William Frost, 833rd: February 20, 2013
Robert E. Vosseller, Photo Lab Tech, 834th: February 9, 2013
Robert, of Silver Ridge Park No., Berkeley Township, NJ, departed this life on Saturday, Feb. 9, 2013, while at home. He was born in Roselle Park, NJ, to May and John Vosseller. He graduated from Metuchen H.S., Union College in Cranford, and Rutgers University. He worked at Standard Oil Company in Elizabeth, NJ and Koppers Co in Newark, NJ, retiring in 1984. Robert was photo laboratory technician in the 9th AS and 834th for four and a half years. Mr. Vosseller was a member of American Legion Post No.65, and of Mount Zion Masonic Lodge No. 135, both in Metuchen,
NJ. He was a member of the Union Church of Seaside Park, and also attended St. Elisabeth Episcopal Chapel by the Sea in Ortley Beach, NJ. He enjoyed playing golf, swimming, and traveling. He volunteered for ten years with his wife Dorothy, for Pet Therapy of Jersey Shore Animal Center, Brick. He especially loved his dog "Peppy", an adopted brown Chihuahua. Robert was a friendly, kind, and loving husband, and father, and will be dearly missed by everyone.

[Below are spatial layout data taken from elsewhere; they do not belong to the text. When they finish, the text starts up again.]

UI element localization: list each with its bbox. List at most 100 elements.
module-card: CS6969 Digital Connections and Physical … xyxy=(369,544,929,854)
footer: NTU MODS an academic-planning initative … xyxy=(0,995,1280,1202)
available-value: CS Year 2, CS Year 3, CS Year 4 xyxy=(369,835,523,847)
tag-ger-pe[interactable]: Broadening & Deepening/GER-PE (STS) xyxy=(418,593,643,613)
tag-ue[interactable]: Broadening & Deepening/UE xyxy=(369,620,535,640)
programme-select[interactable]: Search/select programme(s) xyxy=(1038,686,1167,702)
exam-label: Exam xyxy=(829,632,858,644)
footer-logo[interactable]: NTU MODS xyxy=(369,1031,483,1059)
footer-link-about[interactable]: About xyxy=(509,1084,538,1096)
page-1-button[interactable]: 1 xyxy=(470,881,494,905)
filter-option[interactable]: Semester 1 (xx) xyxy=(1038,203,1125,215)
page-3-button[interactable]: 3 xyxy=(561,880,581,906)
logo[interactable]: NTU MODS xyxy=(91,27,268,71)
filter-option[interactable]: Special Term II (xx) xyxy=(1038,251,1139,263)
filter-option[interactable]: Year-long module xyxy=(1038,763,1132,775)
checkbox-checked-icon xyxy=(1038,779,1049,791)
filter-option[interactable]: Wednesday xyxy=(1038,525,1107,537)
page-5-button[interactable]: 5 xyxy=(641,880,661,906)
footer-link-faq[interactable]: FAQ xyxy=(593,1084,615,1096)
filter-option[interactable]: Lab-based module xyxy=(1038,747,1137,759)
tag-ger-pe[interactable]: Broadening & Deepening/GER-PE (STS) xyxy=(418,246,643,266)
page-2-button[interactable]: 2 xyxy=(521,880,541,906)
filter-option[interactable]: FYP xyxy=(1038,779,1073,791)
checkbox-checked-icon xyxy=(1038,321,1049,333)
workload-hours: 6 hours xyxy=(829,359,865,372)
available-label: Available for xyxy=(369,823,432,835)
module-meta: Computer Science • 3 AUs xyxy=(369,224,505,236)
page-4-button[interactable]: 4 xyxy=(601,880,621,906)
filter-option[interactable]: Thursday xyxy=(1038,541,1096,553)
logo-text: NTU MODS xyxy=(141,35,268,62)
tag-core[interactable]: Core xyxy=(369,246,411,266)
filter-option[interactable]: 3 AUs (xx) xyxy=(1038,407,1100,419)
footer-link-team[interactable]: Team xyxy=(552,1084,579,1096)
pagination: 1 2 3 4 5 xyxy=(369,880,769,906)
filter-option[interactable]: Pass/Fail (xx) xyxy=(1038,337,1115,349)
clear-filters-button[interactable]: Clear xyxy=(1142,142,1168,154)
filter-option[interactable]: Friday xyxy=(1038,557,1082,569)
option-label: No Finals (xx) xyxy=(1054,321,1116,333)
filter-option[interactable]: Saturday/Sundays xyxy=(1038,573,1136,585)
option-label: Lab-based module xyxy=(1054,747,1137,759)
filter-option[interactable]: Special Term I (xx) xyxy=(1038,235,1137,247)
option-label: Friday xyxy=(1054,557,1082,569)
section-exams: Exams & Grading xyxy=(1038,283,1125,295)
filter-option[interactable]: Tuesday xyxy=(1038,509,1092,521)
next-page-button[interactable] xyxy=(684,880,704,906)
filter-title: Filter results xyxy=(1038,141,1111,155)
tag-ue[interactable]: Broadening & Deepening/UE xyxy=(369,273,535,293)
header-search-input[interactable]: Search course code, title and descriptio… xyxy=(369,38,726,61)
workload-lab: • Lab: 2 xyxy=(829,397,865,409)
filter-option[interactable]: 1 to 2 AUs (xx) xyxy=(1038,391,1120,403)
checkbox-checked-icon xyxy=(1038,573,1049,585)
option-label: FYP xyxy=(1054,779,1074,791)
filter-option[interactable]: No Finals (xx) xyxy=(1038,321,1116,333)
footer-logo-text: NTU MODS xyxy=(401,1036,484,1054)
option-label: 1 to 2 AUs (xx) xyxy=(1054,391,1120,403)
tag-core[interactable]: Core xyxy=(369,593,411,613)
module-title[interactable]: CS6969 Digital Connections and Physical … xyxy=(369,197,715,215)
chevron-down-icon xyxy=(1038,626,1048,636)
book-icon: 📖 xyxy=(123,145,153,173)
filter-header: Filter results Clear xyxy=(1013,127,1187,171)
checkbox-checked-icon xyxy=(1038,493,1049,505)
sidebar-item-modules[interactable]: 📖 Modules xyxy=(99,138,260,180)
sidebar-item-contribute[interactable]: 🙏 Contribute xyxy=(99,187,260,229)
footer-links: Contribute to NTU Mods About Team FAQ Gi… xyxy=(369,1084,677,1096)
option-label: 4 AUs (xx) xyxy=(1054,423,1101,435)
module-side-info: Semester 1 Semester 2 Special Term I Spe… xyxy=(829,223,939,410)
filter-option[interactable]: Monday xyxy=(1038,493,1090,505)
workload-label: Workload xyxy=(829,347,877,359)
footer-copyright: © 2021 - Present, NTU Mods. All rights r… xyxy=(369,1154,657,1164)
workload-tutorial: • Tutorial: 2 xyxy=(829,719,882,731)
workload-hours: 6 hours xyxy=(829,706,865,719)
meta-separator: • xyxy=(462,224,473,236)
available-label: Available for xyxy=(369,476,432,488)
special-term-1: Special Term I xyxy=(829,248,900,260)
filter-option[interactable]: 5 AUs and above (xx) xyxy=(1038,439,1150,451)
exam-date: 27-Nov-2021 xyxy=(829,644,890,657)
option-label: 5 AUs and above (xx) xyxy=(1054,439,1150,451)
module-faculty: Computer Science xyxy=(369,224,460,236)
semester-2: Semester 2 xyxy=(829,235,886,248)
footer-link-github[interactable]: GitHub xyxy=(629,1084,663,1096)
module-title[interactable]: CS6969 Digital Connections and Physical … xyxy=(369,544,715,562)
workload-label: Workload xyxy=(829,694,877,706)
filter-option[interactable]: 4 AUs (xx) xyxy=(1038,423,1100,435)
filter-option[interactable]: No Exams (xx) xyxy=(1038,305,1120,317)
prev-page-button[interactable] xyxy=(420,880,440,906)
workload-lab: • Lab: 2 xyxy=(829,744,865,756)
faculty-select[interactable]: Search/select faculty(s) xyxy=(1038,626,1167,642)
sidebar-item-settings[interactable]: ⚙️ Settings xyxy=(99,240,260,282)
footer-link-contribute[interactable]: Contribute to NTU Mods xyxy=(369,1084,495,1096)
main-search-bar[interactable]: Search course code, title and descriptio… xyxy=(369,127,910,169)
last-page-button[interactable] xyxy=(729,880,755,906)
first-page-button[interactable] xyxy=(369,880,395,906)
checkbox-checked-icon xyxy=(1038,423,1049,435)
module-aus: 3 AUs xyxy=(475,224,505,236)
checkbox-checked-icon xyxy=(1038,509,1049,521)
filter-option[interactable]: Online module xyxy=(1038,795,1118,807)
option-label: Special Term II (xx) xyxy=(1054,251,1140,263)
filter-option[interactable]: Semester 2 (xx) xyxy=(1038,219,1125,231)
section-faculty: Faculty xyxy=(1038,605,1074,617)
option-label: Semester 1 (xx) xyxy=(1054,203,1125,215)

Mahlon W. Ellingford, Pilot, 832nd: February 4, 2013
Mahlon, 90, of Idaho Falls, passed away Monday, February 4, 2013, at his home in Idaho Falls.
Mahlon was born April 17, 1922, in Ammon to Arthur Edward Ellingford and Inez Loreen Cutler Ellingford. He attended school at East Side Elementary, O.E. Bell, and graduated from Idaho Falls High School. He entered the Army Air Corps in 1942 and served as a Captain in the 832nd.
After his military service, Mahlon returned to Idaho Falls and married Barbara Ellen McNeil on January 16, 1946, in the Idaho Falls Temple. Barbara passed away May 26, 1996. Mahlon worked in the family excavating business. Later, he joined the technological laboratory as an assistant.
He was a member of The Church of Jesus Christ of Latter-day Saints. Mahlon and Barbara served missions in the Temple Visitors Center in Idaho Falls. He later served as an officiator in the temple.
Mahlon enjoyed hunting, fishing, flying, riding motorcycles and boating. He loved cars and Black Labradors.